Op 1 juli 2024 worden met elf medewerkers gesprekken gevoerd over beëindiging van hun arbeidsovereenkomst met wederzijds goedvinden door middel van een vaststellingsovereenkomst. De OR hoort die dag van de afdeling HR dat de ondernemer van plan is om aan twaalf medewerkers een vaststellingsovereenkomst aan te bieden, omdat hun functie zou komen te vervallen. De OR laat de ondernemer direct weten advies te willen uitbrengen over dit (voorgenomen) besluit. 

Op 3 juli kondigt de CEO van het internationale moederbedrijf een wereldwijde reorganisatie aan. De OR en de ondernemer komen overeen de gesprekken met de medewerkers over de beëindiging van hun arbeidsovereenkomst per direct te pauzeren. Vervolgens ontvangt de OR een adviesaanvraag over het voorgenomen besluit om twaalf arbeidsplaatsen te laten vervallen als gevolg van de reorganisatie. De OR stelt schriftelijke vragen aan de ondernemer, er volgt een overlegvergadering om deze te beantwoorden. Twee weken later volgt er een overlegvergadering over de voorwaarden van de beëindigingsovereenkomsten. De OR brengt op 2 september 2024 een negatief  advies uit.
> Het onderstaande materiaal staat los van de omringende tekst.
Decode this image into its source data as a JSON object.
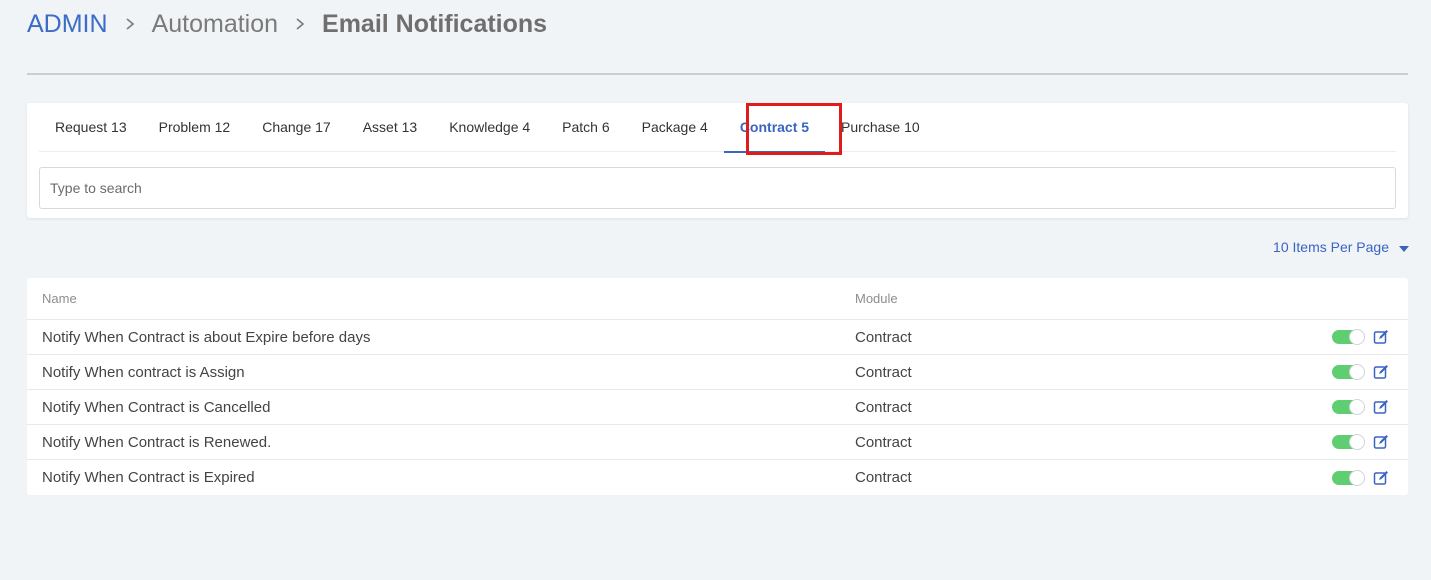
{
  "breadcrumb": {
    "root": "ADMIN",
    "middle": "Automation",
    "current": "Email Notifications"
  },
  "tabs": [
    {
      "label": "Request 13",
      "active": false
    },
    {
      "label": "Problem 12",
      "active": false
    },
    {
      "label": "Change 17",
      "active": false
    },
    {
      "label": "Asset 13",
      "active": false
    },
    {
      "label": "Knowledge 4",
      "active": false
    },
    {
      "label": "Patch 6",
      "active": false
    },
    {
      "label": "Package 4",
      "active": false
    },
    {
      "label": "Contract 5",
      "active": true
    },
    {
      "label": "Purchase 10",
      "active": false
    }
  ],
  "search": {
    "placeholder": "Type to search",
    "value": ""
  },
  "pagination": {
    "per_page_label": "10 Items Per Page"
  },
  "table": {
    "headers": {
      "name": "Name",
      "module": "Module"
    },
    "rows": [
      {
        "name": "Notify When Contract is about Expire before days",
        "module": "Contract",
        "enabled": true
      },
      {
        "name": "Notify When contract is Assign",
        "module": "Contract",
        "enabled": true
      },
      {
        "name": "Notify When Contract is Cancelled",
        "module": "Contract",
        "enabled": true
      },
      {
        "name": "Notify When Contract is Renewed.",
        "module": "Contract",
        "enabled": true
      },
      {
        "name": "Notify When Contract is Expired",
        "module": "Contract",
        "enabled": true
      }
    ]
  },
  "colors": {
    "accent": "#3a63c2",
    "toggle_on": "#5fce70",
    "highlight": "#e01b1b",
    "background": "#f0f4f7"
  },
  "icons": {
    "separator": "chevron-right-icon",
    "dropdown": "caret-down-icon",
    "edit": "edit-icon"
  }
}
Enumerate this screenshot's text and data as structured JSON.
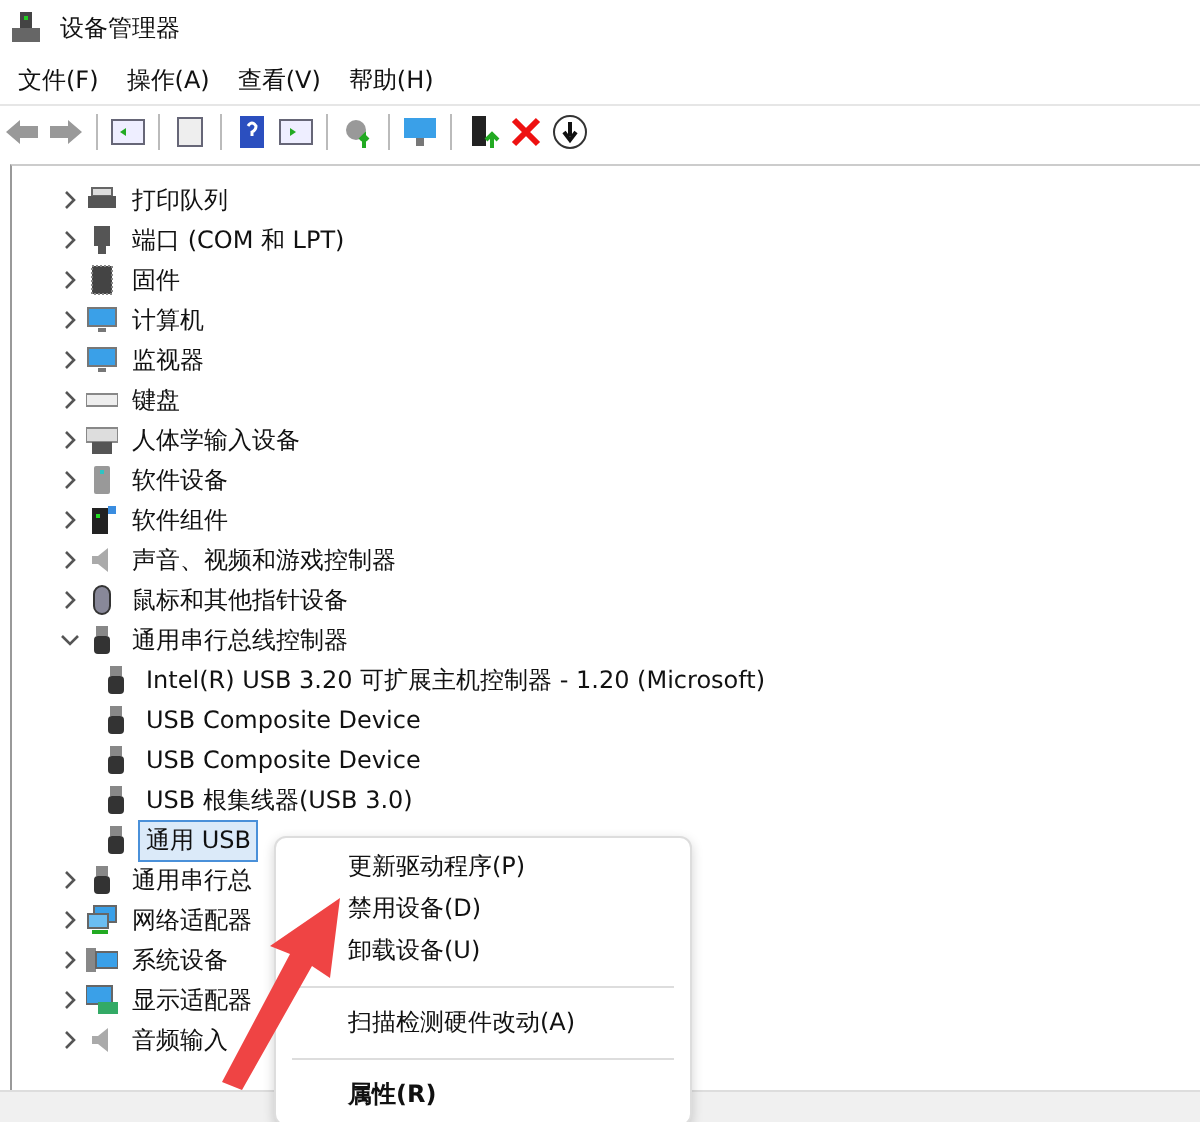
{
  "window": {
    "title": "设备管理器"
  },
  "menu": [
    "文件(F)",
    "操作(A)",
    "查看(V)",
    "帮助(H)"
  ],
  "tree": [
    {
      "label": "打印队列",
      "expanded": false,
      "selected": false
    },
    {
      "label": "端口 (COM 和 LPT)",
      "expanded": false,
      "selected": false
    },
    {
      "label": "固件",
      "expanded": false,
      "selected": false
    },
    {
      "label": "计算机",
      "expanded": false,
      "selected": false
    },
    {
      "label": "监视器",
      "expanded": false,
      "selected": false
    },
    {
      "label": "键盘",
      "expanded": false,
      "selected": false
    },
    {
      "label": "人体学输入设备",
      "expanded": false,
      "selected": false
    },
    {
      "label": "软件设备",
      "expanded": false,
      "selected": false
    },
    {
      "label": "软件组件",
      "expanded": false,
      "selected": false
    },
    {
      "label": "声音、视频和游戏控制器",
      "expanded": false,
      "selected": false
    },
    {
      "label": "鼠标和其他指针设备",
      "expanded": false,
      "selected": false
    },
    {
      "label": "通用串行总线控制器",
      "expanded": true,
      "selected": false,
      "children": [
        {
          "label": "Intel(R) USB 3.20 可扩展主机控制器 - 1.20 (Microsoft)",
          "selected": false
        },
        {
          "label": "USB Composite Device",
          "selected": false
        },
        {
          "label": "USB Composite Device",
          "selected": false
        },
        {
          "label": "USB 根集线器(USB 3.0)",
          "selected": false
        },
        {
          "label": "通用 USB",
          "selected": true
        }
      ]
    },
    {
      "label": "通用串行总",
      "expanded": false,
      "selected": false
    },
    {
      "label": "网络适配器",
      "expanded": false,
      "selected": false
    },
    {
      "label": "系统设备",
      "expanded": false,
      "selected": false
    },
    {
      "label": "显示适配器",
      "expanded": false,
      "selected": false
    },
    {
      "label": "音频输入",
      "expanded": false,
      "selected": false
    }
  ],
  "context_menu": [
    {
      "kind": "item",
      "label": "更新驱动程序(P)",
      "default": false
    },
    {
      "kind": "item",
      "label": "禁用设备(D)",
      "default": false
    },
    {
      "kind": "item",
      "label": "卸载设备(U)",
      "default": false
    },
    {
      "kind": "separator"
    },
    {
      "kind": "item",
      "label": "扫描检测硬件改动(A)",
      "default": false
    },
    {
      "kind": "separator"
    },
    {
      "kind": "item",
      "label": "属性(R)",
      "default": true
    }
  ]
}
Na een overlegvergadering op 2 oktober 2024 neemt de ondernemer een paar dagen later een besluit, in afwijking van het advies van de OR. 
 
Wat vond de Ondernemingskamer? 
Samengevat is het oordeel als volgt: 

  • De OR had eerder om advies gevraagd moeten worden, maar het adviestraject kon alsnog van wezenlijke invloed zijn op het te nemen besluit. 
  • Geen bewijs dat de ondernemer opzettelijk heeft gewacht tot het sociaal plan was afgelopen, de ondernemer was niet verplicht een nieuw plan op te stellen en heeft de beëindigingsvoorwaarden gemotiveerd aangepast. 
  • De ondernemer is primair verantwoordelijk voor een goed medezeggenschapstraject en duidelijke communicatie naar de OR. De ondernemer moet de OR voorzien van alle benodigde informatie, inclusief een overzicht van de beweegredenen, personele gevolgen en maatregelen bij het vragen van advies. 
  • De toelichting van de ondernemer beperkte zich tot het concernbesluit, er was onvoldoende aandacht voor de impact voor de Nederlandse onderneming, ondanks verzoeken van de OR om nadere informatie. De ondernemer is niet ingegaan op de aanvullende vragen en ook in het uiteindelijke besluit wordt geen wezenlijk nieuwe informatie verstrekt. 

Conclusie 
Deze uitspraak van de Ondernemingskamer laat zien dat de onderneming niet kan stellen slechts uitvoerder te zijn van een besluit op internationaal niveau, namelijk binnen het internationale moederbedrijf. Dit zou een ondermijning zijn van de Wet op de Ondernemingsraden (hierna: WOR). Doordat onvoldoende inzichtelijk is gemaakt op welke wijze de Nederlandse belangen en de belangen van het concern tegen elkaar zijn afgewogen, voldoet het doorlopen adviestraject niet aan de WOR. Dat de ondernemer de OR later dan had gemoeten advies heeft gevraagd, was in deze zaak niet beslissend. De OR had nog wel ‘wezenlijke invloed’ kunnen hebben op de besluitvorming.